Ao longo da corrida presidencial, Zuluaga cresceu nas pesquisas de intenção de voto, alcançando um empate técnico com Santos. Mas a revelação de um vídeo, na reta final da campanha, no qual o candidato aparece envolvido num suposto plano para vazar informações sigilosas das negociações entre Santos e as Farc, pode afetar sua candidatura.
Nesta semana, Zuluaga apresentou uma perícia que concluiu que o vídeo seria uma montagem.
Venezuela
Outro elemento destacado por analistas políticos é o "fator Venezuela" dentro da estabilidade regional.
A ala radical da oposição venezuelana cobra uma ação mais ofensiva de Santos na atual crise política entre o governo de Nicolás Maduro e a oposição. Meses antes do início dos protestos, o dirigente político Leopoldo López, principal expoente dos radicais, foi a Bogotá reunir-se com Álvaro Uribe.
O encontro gerou reação entre os governistas venezuelanos, que acusam o ex-presidente colombiano de participar de planos para derrocar o governo do país vizinho.
A Colômbia, no entanto, é um dos observadores da Unasul (União das Nações Sul-Americanas) e participa, junto a Brasil e Equador, do processo de diálogo entre o governo venezuelano e a coalizão opositora MUD em nova tentativa de solucionar a crise.
Esse perfil mais pragmático e menos ideológico nas relações com Caracas foi outro ponto de distância entre Santos e seu mentor político. Imediatamente após assumir a Presidência, Santos reestabeleceu relações com o governo de Hugo Chávez (morto em março de 2013), dando fim ao enfrentamento derivado pela disputa ideológica entre Uribe e Chávez.
Comércio e Unasul
No plano econômico, o crescimento da Colômbia, que pode superar em breve a economia argentina, entusiasma os investidores brasileiros. Em 2012, os investimentos do Brasil no país foram de US$ 383 milhões, e em 2013, de US$ 271 milhões, de acordo com a Câmara Colombo-Brasileira.
O país tem sido elogiado por investidores por adotar uma política fiscal mais prudente e por investimentos em infraestrutura.
Porém, o fato de a fronteira Brasil-Colômbia ser ocupada pela Amazônia impede que o comércio bilateral seja mais fluido, apontou Andrés Molano, professor de Relações Internacionais da Universidade do Rosário de Bogotá. "A relação é muito menos harmônica do que seria desejável. (A fronteira amazônica) dificulta a relação comercial."
Na opinião de Luis Fernando Ayerbe, por razões históricas e da composição da economia colombiana - mais voltada à região andina e aos EUA -, a preocupação do Brasil reside mais no campo geopolítico do que comercial quando o assunto é Bogotá.
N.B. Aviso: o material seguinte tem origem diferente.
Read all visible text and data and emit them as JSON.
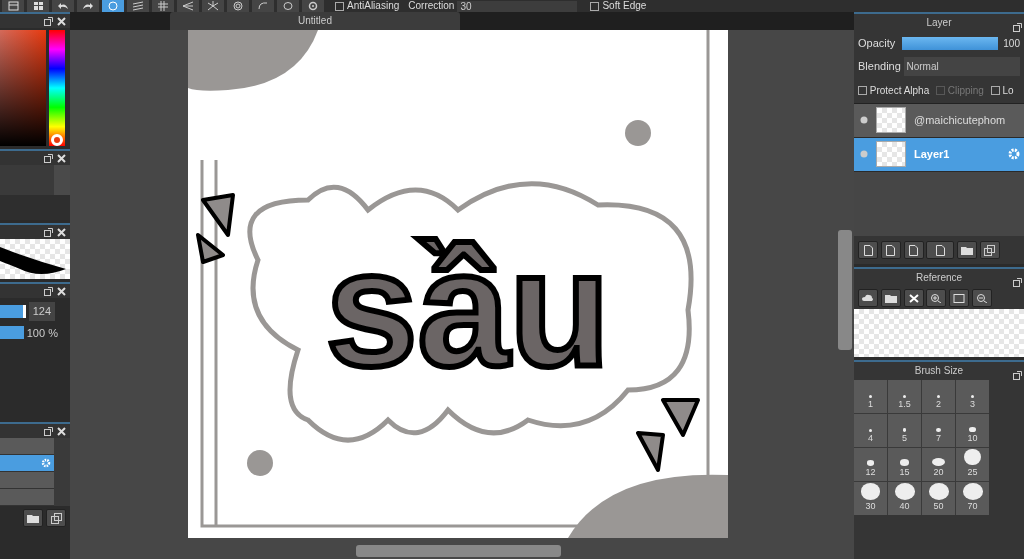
{
  "toolbar": {
    "tools": [
      {
        "kind": "panel",
        "selected": false
      },
      {
        "kind": "grid",
        "selected": false
      },
      {
        "kind": "undo",
        "selected": false
      },
      {
        "kind": "redo",
        "selected": false
      },
      {
        "kind": "snap-off",
        "selected": true
      },
      {
        "kind": "parallel",
        "selected": false
      },
      {
        "kind": "crosshatch",
        "selected": false
      },
      {
        "kind": "vanish",
        "selected": false
      },
      {
        "kind": "radial",
        "selected": false
      },
      {
        "kind": "concentric",
        "selected": false
      },
      {
        "kind": "curve",
        "selected": false
      },
      {
        "kind": "ellipse",
        "selected": false
      },
      {
        "kind": "settings",
        "selected": false
      }
    ],
    "antialiasing": {
      "label": "AntiAliasing",
      "checked": false
    },
    "correction": {
      "label": "Correction",
      "value": "30"
    },
    "soft_edge": {
      "label": "Soft Edge",
      "checked": false
    }
  },
  "left_panels": {
    "brush_size": {
      "value": "124",
      "level": 0.9
    },
    "brush_opacity": {
      "value": "100 %",
      "level": 1
    },
    "brushes": [
      {
        "selected": false
      },
      {
        "selected": true
      },
      {
        "selected": false
      },
      {
        "selected": false
      }
    ]
  },
  "document_tab": {
    "title": "Untitled"
  },
  "canvas": {
    "lettering": "sầu"
  },
  "layer_panel": {
    "title": "Layer",
    "opacity": {
      "label": "Opacity",
      "level": 1,
      "value": "100"
    },
    "blending_label": "Blending",
    "blending_value": "Normal",
    "options": [
      {
        "label": "Protect Alpha",
        "checked": false,
        "disabled": false
      },
      {
        "label": "Clipping",
        "checked": false,
        "disabled": true
      },
      {
        "label": "Lo",
        "checked": false,
        "disabled": false
      }
    ],
    "layers": [
      {
        "name": "@maichicutephom",
        "selected": false
      },
      {
        "name": "Layer1",
        "selected": true
      }
    ]
  },
  "reference_panel": {
    "title": "Reference"
  },
  "brush_size_panel": {
    "title": "Brush Size",
    "sizes": [
      "1",
      "1.5",
      "2",
      "3",
      "4",
      "5",
      "7",
      "10",
      "12",
      "15",
      "20",
      "25",
      "30",
      "40",
      "50",
      "70"
    ]
  }
}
Para o especialista, manter o controle de questões estratégicas, como o funcionamento da Unasul, é o que mais importa a Brasília.
Durante a campanha colombiana, o candidato Zuluaga disse que a Unasul abandonou a defesa das bases democráticas qualificando-a como um bloco "castro-chavista", expressão defendida por Uribe. Para o analista colombiano Andrés Molano, o uribismo tradicionalmente se opõe à Unasul, o que poderia gerar rusgas com o Brasil.
Outros três candidatos na disputa eleitoral deste domingo são o ambientalista Enrique Peñalosa, a também conservadora Marta Lucía Ramírez e a esquerdista Clara López. Com 12% de indecisos, a eleição ganha um tom de imprevisibilidade e um quase provável segundo turno, previsto para 15 de junho.
O que não deve mudar, de acordo com o analista colombiano Andres Molano, é a orientação política do país. "Em qualquer caso, a Colômbia continuará à direita do espectro político da região".